1 December 2020STATUS
PI: Dr Harvey Neo (LKYCIC, SUTD)
Team: Dr Jose Rafael Martinez Garcia (LKYCIC, SUTD)
With rapidly increasing populations, Southeast Asian cities face a range of challenges moving people and goods within and without the cities. The project focuses on how public space characteristics and urban spatial structure influence human mobility patterns. It investigates how often and from how far away people are attracted to specific locations in different ASEAN cities. The project revolves around the Visit Potential Model (VPM) which includes metrics of accessibility, attractors and built-up environment features which describes the occupancy of a public space. Some of our methodological approaches in different cities:
Our data collection was based on a community-based survey. The goal of this survey was to gather as many different perspectives as possible within the selected studied sites in the city. With this approach in mind, in each of the targeted communities we brought together community members, representatives from community/grassroot organizations and local governments, including academic researchers, to collect and interpret and provide inputs to community (and local government).
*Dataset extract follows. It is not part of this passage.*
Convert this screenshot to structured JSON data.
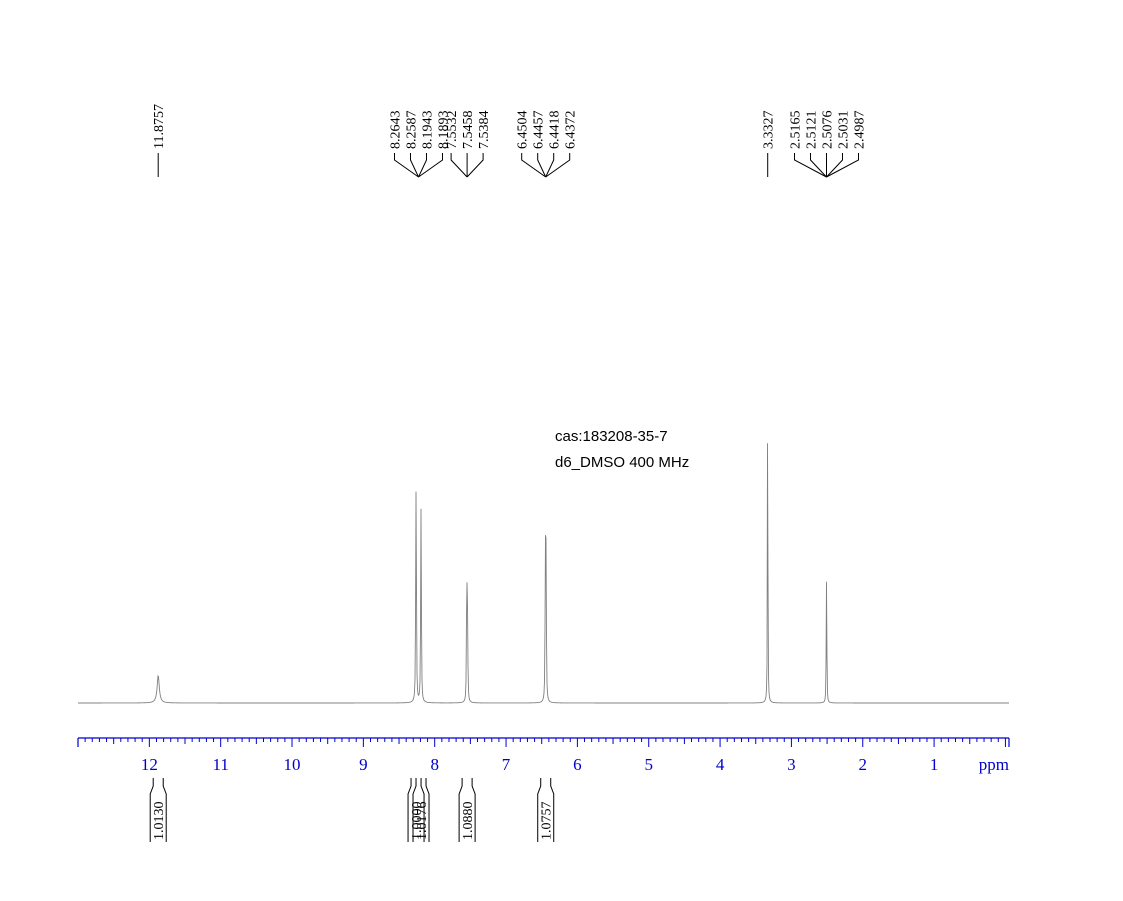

The study in Phnom Penh classified the city into districts and subdistricts. Characteristics of those selected districts and subdistricts were based on the Cambodian Socio-Economic Survey 2017, and this data was used as the main criteria for selection. These selections respond to the recent development and expansion of Phnom Penh, and this expansion will be increasingly important for follow-up studies or similar studies in the future, as Phnom Penh is likely to continue its rapid expansion in the near future.